Corporate Tax Rate is Reduced by 40%
Now that many businesses are preparing to file their first quarter estimated taxes (due April 17) for 2018, they may start to realize that they have more money thanks to the new tax law, which cut the corporate income tax rate permanently from to 35 percent to 21 percent. Illustrating the magnitude of this change, billionaire investor Warren Buffett has said that the tax reform will save his company $29 billion. Therefore, when it comes to business-to-business debt, collectors should ask for the money today and plant the seed in the debtor’s mind that, indeed, now is the time to break free of that lingering debt.
How Does the Tax Reduction Effect Individuals?
For individual debtors, the picture is more complicated. Unlike the permanent tax cut for businesses, the Trump law’s cuts for individuals expire in 2026.

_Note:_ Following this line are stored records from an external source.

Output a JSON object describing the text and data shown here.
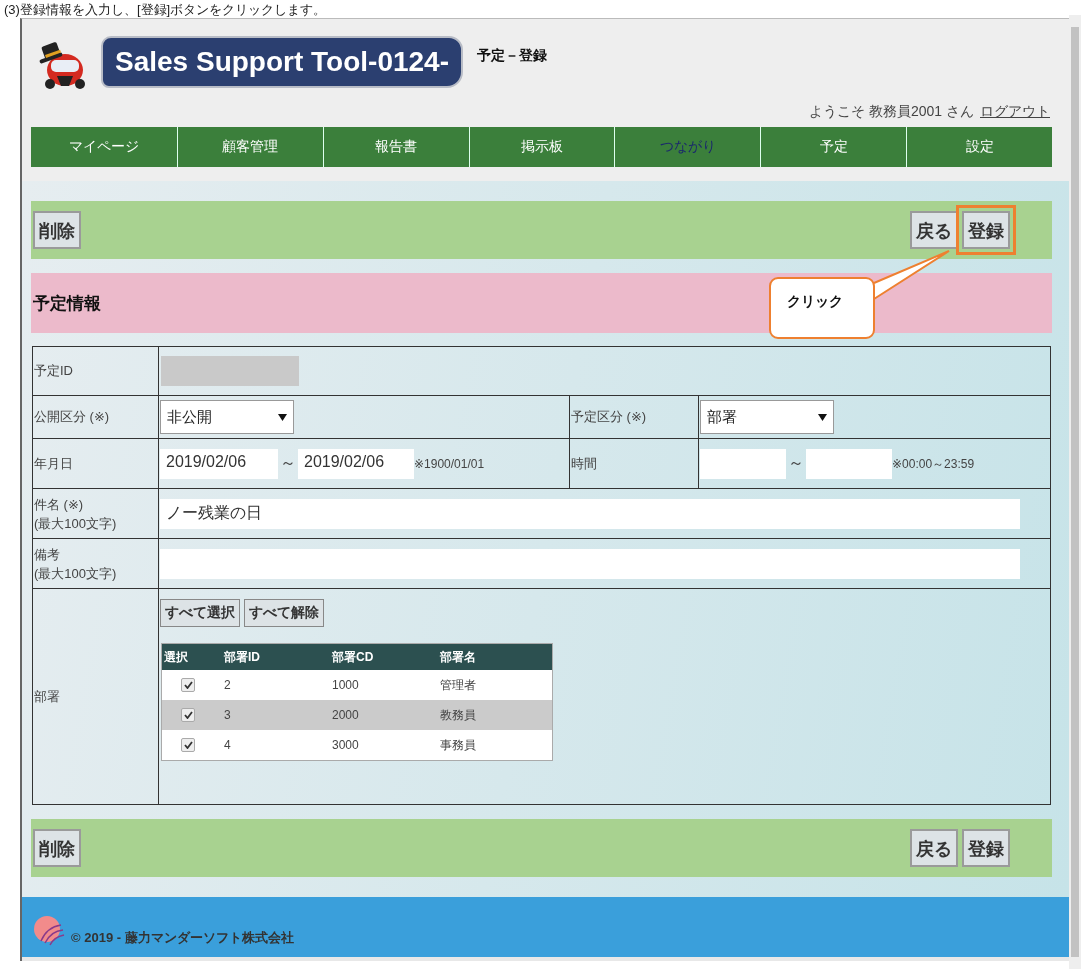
{
  "caption": "(3)登録情報を入力し、[登録]ボタンをクリックします。",
  "header": {
    "app_title": "Sales Support Tool-0124-",
    "page_title": "予定－登録",
    "welcome": "ようこそ 教務員2001 さん",
    "logout": "ログアウト"
  },
  "nav": [
    {
      "label": "マイページ",
      "visited": false
    },
    {
      "label": "顧客管理",
      "visited": false
    },
    {
      "label": "報告書",
      "visited": false
    },
    {
      "label": "掲示板",
      "visited": false
    },
    {
      "label": "つながり",
      "visited": true
    },
    {
      "label": "予定",
      "visited": false
    },
    {
      "label": "設定",
      "visited": false
    }
  ],
  "top_actions": {
    "left": [
      {
        "label": "削除"
      }
    ],
    "right": [
      {
        "label": "戻る",
        "highlighted": false
      },
      {
        "label": "登録",
        "highlighted": true
      }
    ]
  },
  "callout": {
    "text": "クリック"
  },
  "section_title": "予定情報",
  "form": {
    "schedule_id": {
      "label": "予定ID"
    },
    "visibility": {
      "label": "公開区分 (※)",
      "value": "非公開"
    },
    "schedule_type": {
      "label": "予定区分 (※)",
      "value": "部署"
    },
    "date": {
      "label": "年月日",
      "from": "2019/02/06",
      "separator": "～",
      "to": "2019/02/06",
      "note": "※1900/01/01"
    },
    "time": {
      "label": "時間",
      "separator": "～",
      "note": "※00:00～23:59"
    },
    "subject": {
      "label": "件名 (※)",
      "hint": "(最大100文字)",
      "value": "ノー残業の日"
    },
    "remarks": {
      "label": "備考",
      "hint": "(最大100文字)"
    },
    "departments": {
      "label": "部署",
      "select_all": "すべて選択",
      "clear_all": "すべて解除",
      "columns": [
        "選択",
        "部署ID",
        "部署CD",
        "部署名"
      ],
      "rows": [
        {
          "checked": true,
          "id": "2",
          "code": "1000",
          "name": "管理者"
        },
        {
          "checked": true,
          "id": "3",
          "code": "2000",
          "name": "教務員"
        },
        {
          "checked": true,
          "id": "4",
          "code": "3000",
          "name": "事務員"
        }
      ]
    }
  },
  "bottom_actions": {
    "left": [
      {
        "label": "削除"
      }
    ],
    "right": [
      {
        "label": "戻る",
        "highlighted": false
      },
      {
        "label": "登録",
        "highlighted": false
      }
    ]
  },
  "footer": {
    "copyright": "© 2019 - 藤力マンダーソフト株式会社"
  }
}
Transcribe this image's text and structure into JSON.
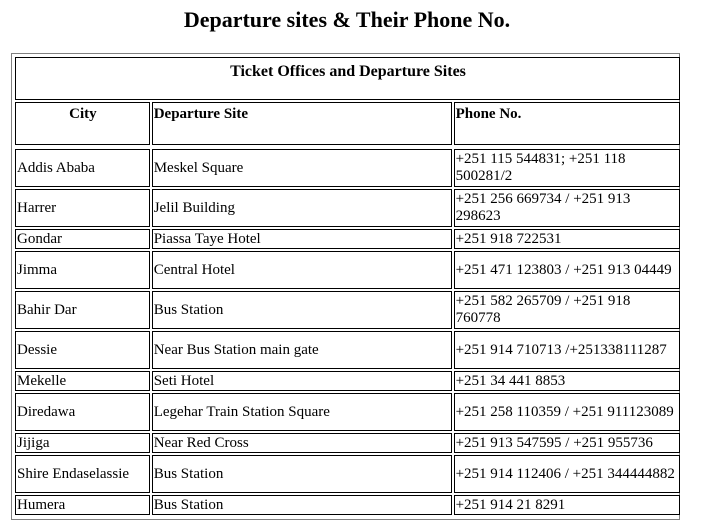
{
  "page": {
    "title": "Departure sites & Their Phone No."
  },
  "table": {
    "caption": "Ticket Offices and Departure Sites",
    "headers": {
      "city": "City",
      "site": "Departure Site",
      "phone": "Phone No."
    },
    "rows": [
      {
        "city": "Addis Ababa",
        "site": "Meskel Square",
        "phone": "+251 115 544831; +251 118 500281/2"
      },
      {
        "city": "Harrer",
        "site": "Jelil Building",
        "phone": "+251 256 669734 / +251 913 298623"
      },
      {
        "city": "Gondar",
        "site": "Piassa Taye Hotel",
        "phone": "+251 918 722531"
      },
      {
        "city": "Jimma",
        "site": "Central Hotel",
        "phone": "+251 471 123803 / +251 913 04449"
      },
      {
        "city": "Bahir Dar",
        "site": "Bus Station",
        "phone": "+251 582 265709 / +251 918 760778"
      },
      {
        "city": "Dessie",
        "site": "Near Bus Station main gate",
        "phone": "+251 914 710713 /+251338111287"
      },
      {
        "city": "Mekelle",
        "site": "Seti Hotel",
        "phone": "+251 34 441 8853"
      },
      {
        "city": "Diredawa",
        "site": "Legehar Train Station Square",
        "phone": "+251 258 110359 / +251 911123089"
      },
      {
        "city": "Jijiga",
        "site": "Near Red Cross",
        "phone": "+251 913 547595 / +251 955736"
      },
      {
        "city": "Shire Endaselassie",
        "site": "Bus Station",
        "phone": "+251 914 112406 / +251 344444882"
      },
      {
        "city": "Humera",
        "site": "Bus Station",
        "phone": "+251 914 21 8291"
      }
    ]
  }
}
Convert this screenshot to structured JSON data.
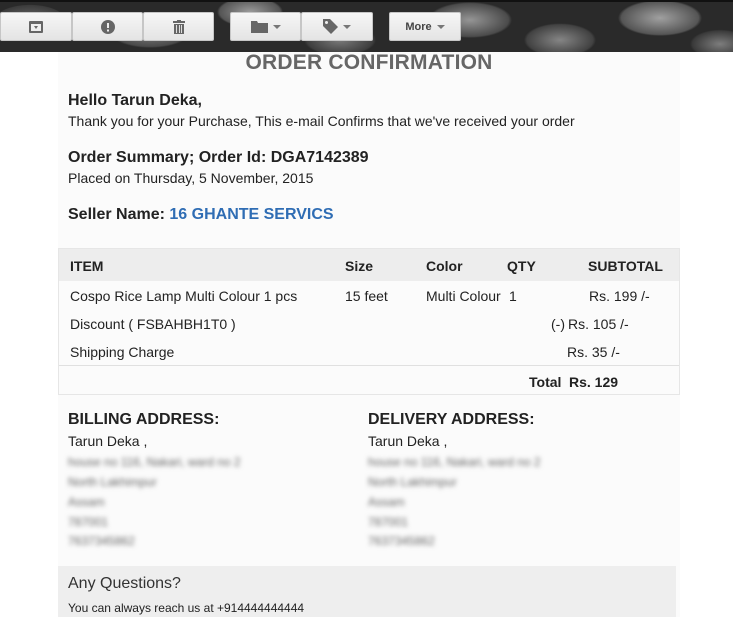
{
  "toolbar": {
    "archive_icon": "archive-icon",
    "spam_icon": "report-spam-icon",
    "delete_icon": "trash-icon",
    "move_icon": "folder-icon",
    "labels_icon": "tag-icon",
    "more_label": "More"
  },
  "email": {
    "title": "ORDER CONFIRMATION",
    "greeting": "Hello Tarun Deka,",
    "intro": "Thank you for your Purchase, This e-mail Confirms that we've received your order",
    "order_summary": "Order Summary; Order Id: DGA7142389",
    "placed_on": "Placed on Thursday, 5 November, 2015",
    "seller_label": "Seller Name:",
    "seller_name": "16 GHANTE SERVICS"
  },
  "table": {
    "headers": {
      "item": "ITEM",
      "size": "Size",
      "color": "Color",
      "qty": "QTY",
      "subtotal": "SUBTOTAL"
    },
    "row": {
      "item": "Cospo Rice Lamp Multi Colour 1 pcs",
      "size": "15 feet",
      "color": "Multi Colour",
      "qty": "1",
      "subtotal": "Rs. 199 /-"
    },
    "discount_label": "Discount ( FSBAHBH1T0 )",
    "discount_prefix": "(-)",
    "discount_value": "Rs. 105 /-",
    "shipping_label": "Shipping Charge",
    "shipping_value": "Rs. 35 /-",
    "total_label": "Total",
    "total_value": "Rs. 129"
  },
  "billing": {
    "heading": "BILLING ADDRESS:",
    "name": "Tarun Deka ,",
    "lines": [
      "house no 116, Nakari, ward no 2",
      "North Lakhimpur",
      "Assam",
      "787001",
      "7637345862"
    ]
  },
  "delivery": {
    "heading": "DELIVERY ADDRESS:",
    "name": "Tarun Deka ,",
    "lines": [
      "house no 116, Nakari, ward no 2",
      "North Lakhimpur",
      "Assam",
      "787001",
      "7637345862"
    ]
  },
  "questions": {
    "heading": "Any Questions?",
    "text": "You can always reach us at +914444444444"
  }
}
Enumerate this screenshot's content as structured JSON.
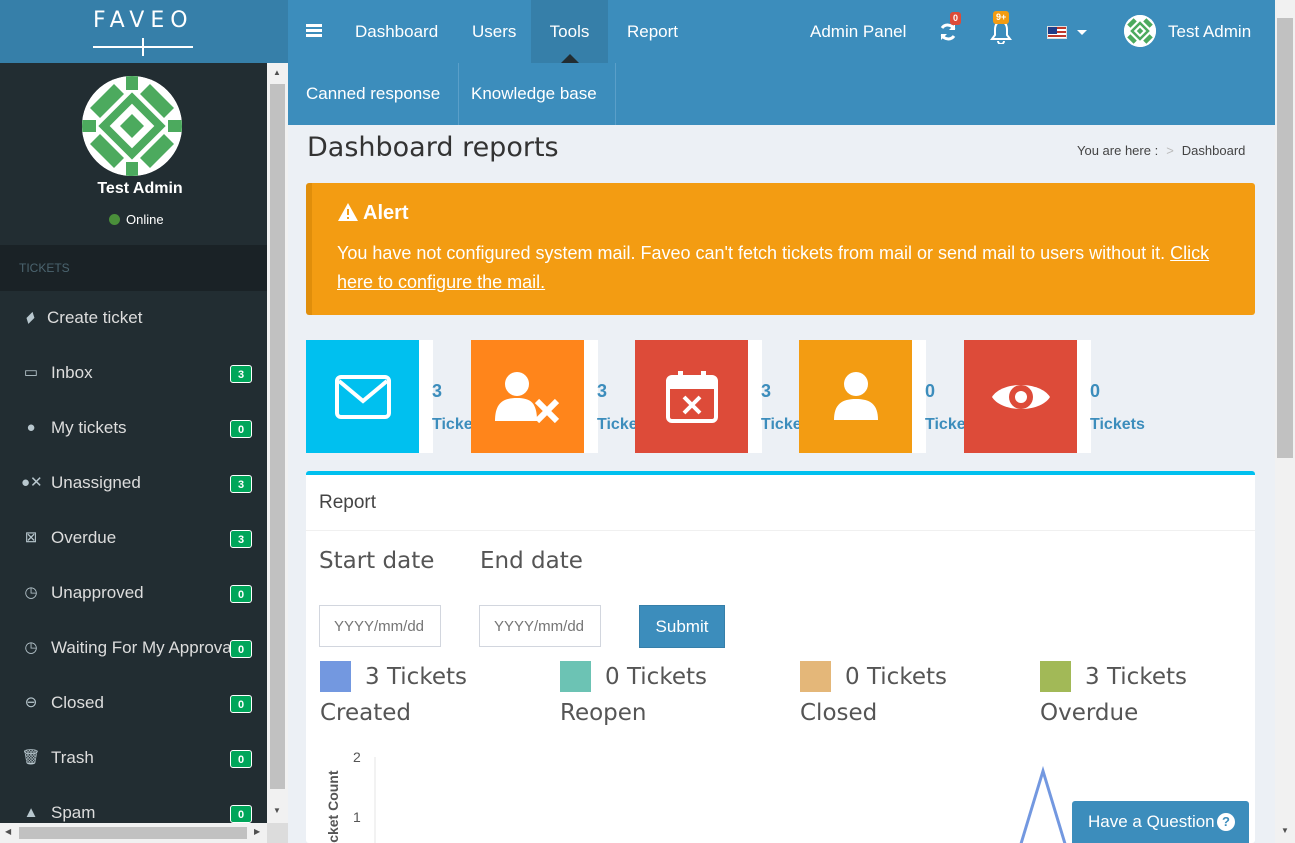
{
  "brand": {
    "logo_text": "FAVEO"
  },
  "topnav": {
    "items": [
      {
        "label": "Dashboard"
      },
      {
        "label": "Users"
      },
      {
        "label": "Tools"
      },
      {
        "label": "Report"
      }
    ],
    "active": "Tools",
    "admin_panel": "Admin Panel",
    "refresh_badge": "0",
    "notifications_badge": "9+",
    "user_name": "Test Admin"
  },
  "subnav": {
    "items": [
      {
        "label": "Canned response"
      },
      {
        "label": "Knowledge base"
      }
    ]
  },
  "sidebar": {
    "user_name": "Test Admin",
    "status": "Online",
    "section_header": "TICKETS",
    "items": [
      {
        "label": "Create ticket",
        "icon": "ticket-icon"
      },
      {
        "label": "Inbox",
        "count": "3",
        "icon": "inbox-icon"
      },
      {
        "label": "My tickets",
        "count": "0",
        "icon": "user-icon"
      },
      {
        "label": "Unassigned",
        "count": "3",
        "icon": "user-times-icon"
      },
      {
        "label": "Overdue",
        "count": "3",
        "icon": "calendar-times-icon"
      },
      {
        "label": "Unapproved",
        "count": "0",
        "icon": "clock-icon"
      },
      {
        "label": "Waiting For My Approval",
        "count": "0",
        "icon": "clock-icon"
      },
      {
        "label": "Closed",
        "count": "0",
        "icon": "minus-circle-icon"
      },
      {
        "label": "Trash",
        "count": "0",
        "icon": "trash-icon"
      },
      {
        "label": "Spam",
        "count": "0",
        "icon": "warning-icon"
      }
    ]
  },
  "page": {
    "title": "Dashboard reports",
    "breadcrumb_prefix": "You are here :",
    "breadcrumb_current": "Dashboard"
  },
  "alert": {
    "title": "Alert",
    "message": "You have not configured system mail. Faveo can't fetch tickets from mail or send mail to users without it.",
    "link_text": "Click here to configure the mail."
  },
  "info_boxes": [
    {
      "count": "3",
      "label": "Tickets",
      "color": "#00c0ef",
      "icon": "envelope-icon"
    },
    {
      "count": "3",
      "label": "Tickets",
      "color": "#ff851b",
      "icon": "user-times-icon"
    },
    {
      "count": "3",
      "label": "Tickets",
      "color": "#dd4b39",
      "icon": "calendar-times-icon"
    },
    {
      "count": "0",
      "label": "Tickets",
      "color": "#f39c12",
      "icon": "user-icon"
    },
    {
      "count": "0",
      "label": "Tickets",
      "color": "#dd4b39",
      "icon": "eye-icon"
    }
  ],
  "report": {
    "title": "Report",
    "start_date_label": "Start date",
    "end_date_label": "End date",
    "start_placeholder": "YYYY/mm/dd",
    "end_placeholder": "YYYY/mm/dd",
    "submit_label": "Submit",
    "legend": [
      {
        "value": "3 Tickets",
        "name": "Created",
        "color": "#7398e0"
      },
      {
        "value": "0 Tickets",
        "name": "Reopen",
        "color": "#6cc3b4"
      },
      {
        "value": "0 Tickets",
        "name": "Closed",
        "color": "#e4b779"
      },
      {
        "value": "3 Tickets",
        "name": "Overdue",
        "color": "#a2b957"
      }
    ]
  },
  "chart_data": {
    "type": "line",
    "ylabel": "Ticket Count",
    "yticks": [
      "2",
      "1"
    ],
    "ylim": [
      0,
      2
    ],
    "series": [
      {
        "name": "Created",
        "color": "#7398e0"
      }
    ]
  },
  "help_button": {
    "label": "Have a Question",
    "icon": "question-circle-icon"
  }
}
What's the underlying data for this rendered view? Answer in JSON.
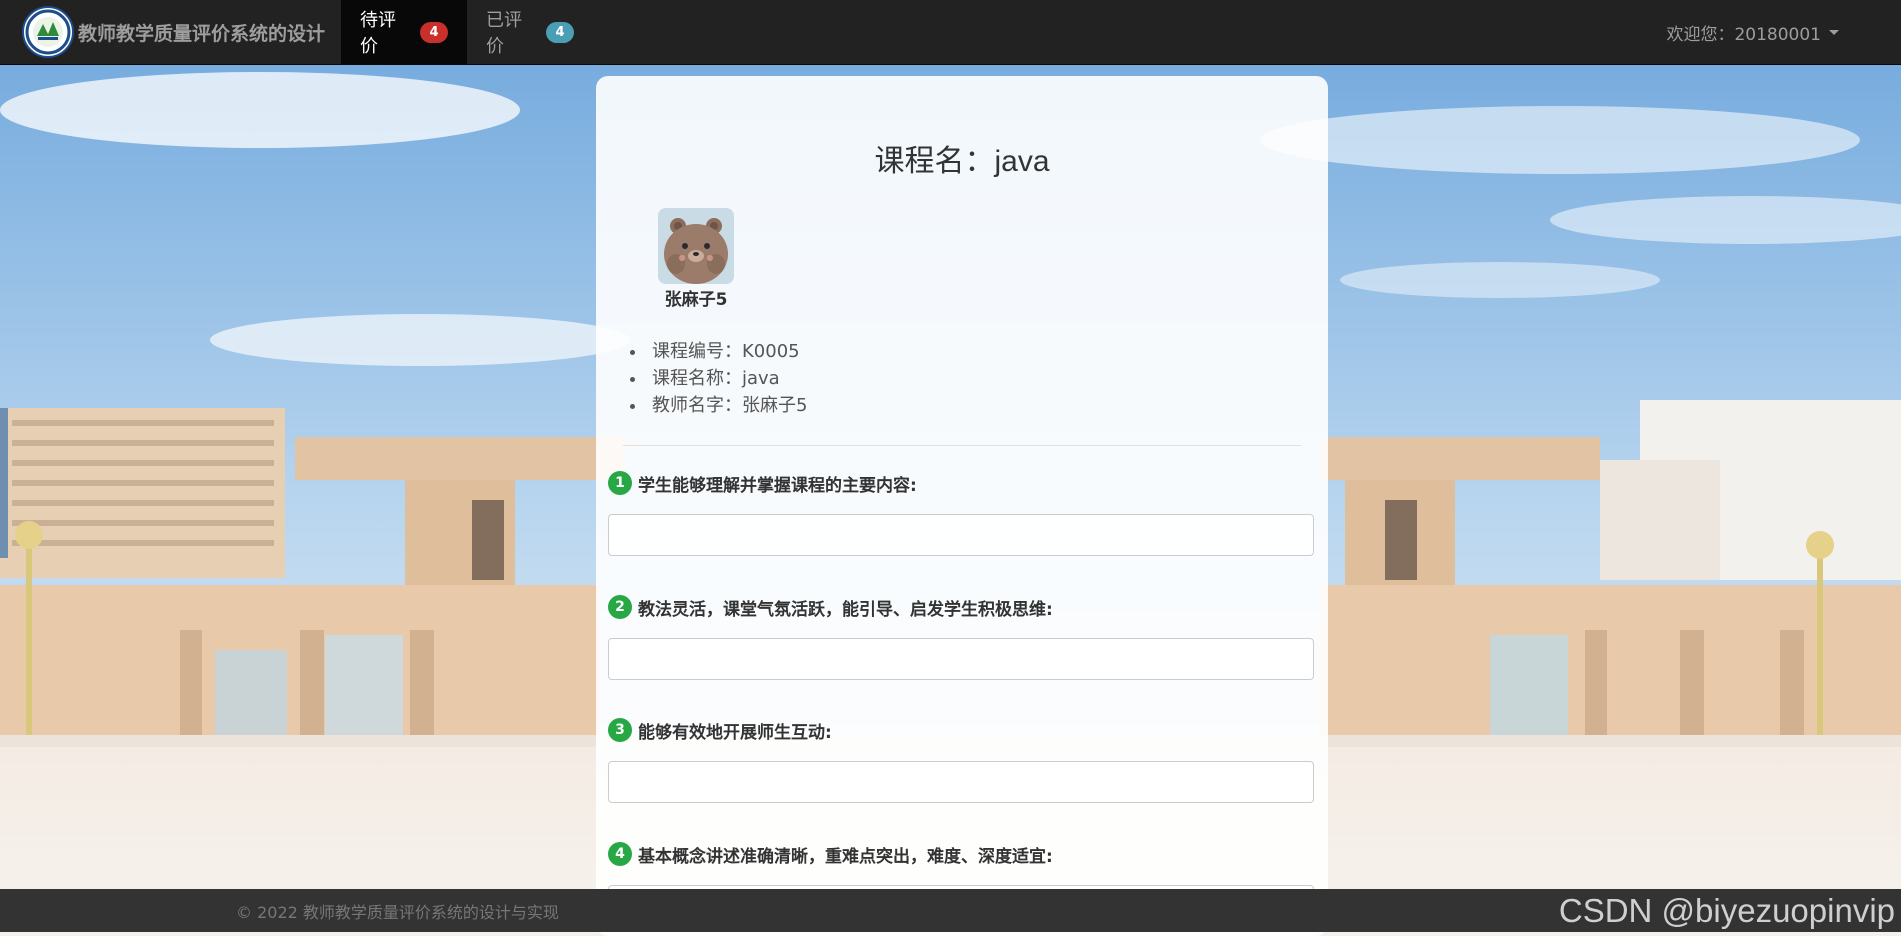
{
  "navbar": {
    "brand": "教师教学质量评价系统的设计",
    "tabs": [
      {
        "label": "待评价",
        "badge": "4",
        "active": true
      },
      {
        "label": "已评价",
        "badge": "4",
        "active": false
      }
    ],
    "user": "欢迎您：20180001"
  },
  "course": {
    "title": "课程名：java",
    "teacher_name": "张麻子5",
    "info": [
      "课程编号：K0005",
      "课程名称：java",
      "教师名字：张麻子5"
    ]
  },
  "questions": [
    {
      "num": "1",
      "label": "学生能够理解并掌握课程的主要内容:",
      "value": ""
    },
    {
      "num": "2",
      "label": "教法灵活，课堂气氛活跃，能引导、启发学生积极思维:",
      "value": ""
    },
    {
      "num": "3",
      "label": "能够有效地开展师生互动:",
      "value": ""
    },
    {
      "num": "4",
      "label": "基本概念讲述准确清晰，重难点突出，难度、深度适宜:",
      "value": ""
    }
  ],
  "footer": {
    "copyright": "© 2022 教师教学质量评价系统的设计与实现",
    "watermark": "CSDN @biyezuopinvip"
  },
  "colors": {
    "navbar": "#222222",
    "badge_pending": "#c9302c",
    "badge_done": "#4a9fb5",
    "question_number": "#28a745"
  },
  "icons": {
    "logo": "school-emblem-icon",
    "avatar": "bear-avatar-image",
    "dropdown": "caret-down-icon"
  }
}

But for collectors, the message is the same: ask for the money today because the tables could be turned in a decade, with taxpayers potentially facing a tax rate that is either the same as it was in 2017 (before the Trump law’s passage) or higher than it was in 2017. This could be a shock and strain for individual debtors, decreasing their willingness to settle with collectors.
At the same time, there are several factors that could minimize individuals’ willingness to pay their debts, even under the current law. Take the example of an individual who earns $50,000 per year. According to CNN’s tax calculator, the tax reform saves that individual $1,350 annually, or about $52 per paycheck twice a month. Even if an employee does notice that level of increase in a direct deposit payment, will $52 provide enough incentive to settle a debt that may reach the thousands?
Let’s stay with the example of this “middle class” $50,000 earner. The TPC says that 65.8 percent of the new law’s total federal tax benefit is going to the nation’s top 20 percent of earners, meaning that the legislation’s impact on middle class and low-income debtors—and the collection agencies pursuing them—could be limited.
The tax implications of the debt-settlement process also play a role here. Collectors that agree to accept at least $600 less than the original balance they are owed are legally required to file 1099-C forms, and the portion of the debt that is forgiven by the collectors is considered taxable income for debtors. This, too, could minimize debtors’ willingness to reach agreements with collectors.
Ask for the Money Today
Nevertheless, despite these mitigating factors, the new tax law’s message for consumer debt is ultimately the same as it is for business-to-business debt: ask for the money today. Yes, the average taxpayer—let’s again use the $50,000 earner—might not notice the extra $52 per paycheck or $104 per month in income. But what if they do notice? Why not ask for half of the debt now, before consumers assimilate the extra income into their monthly expenditures? There’s no downside to asking. And from a debtor’s perspective, having a portion of your debt forgiven is found money—even if it’s taxable income.
Here’s the bottom line for collectors: Whether you’re dealing with business debt or consumer debt, ask for the money today, or else you risk a future deterioration in the potentially fertile market created by the new tax law.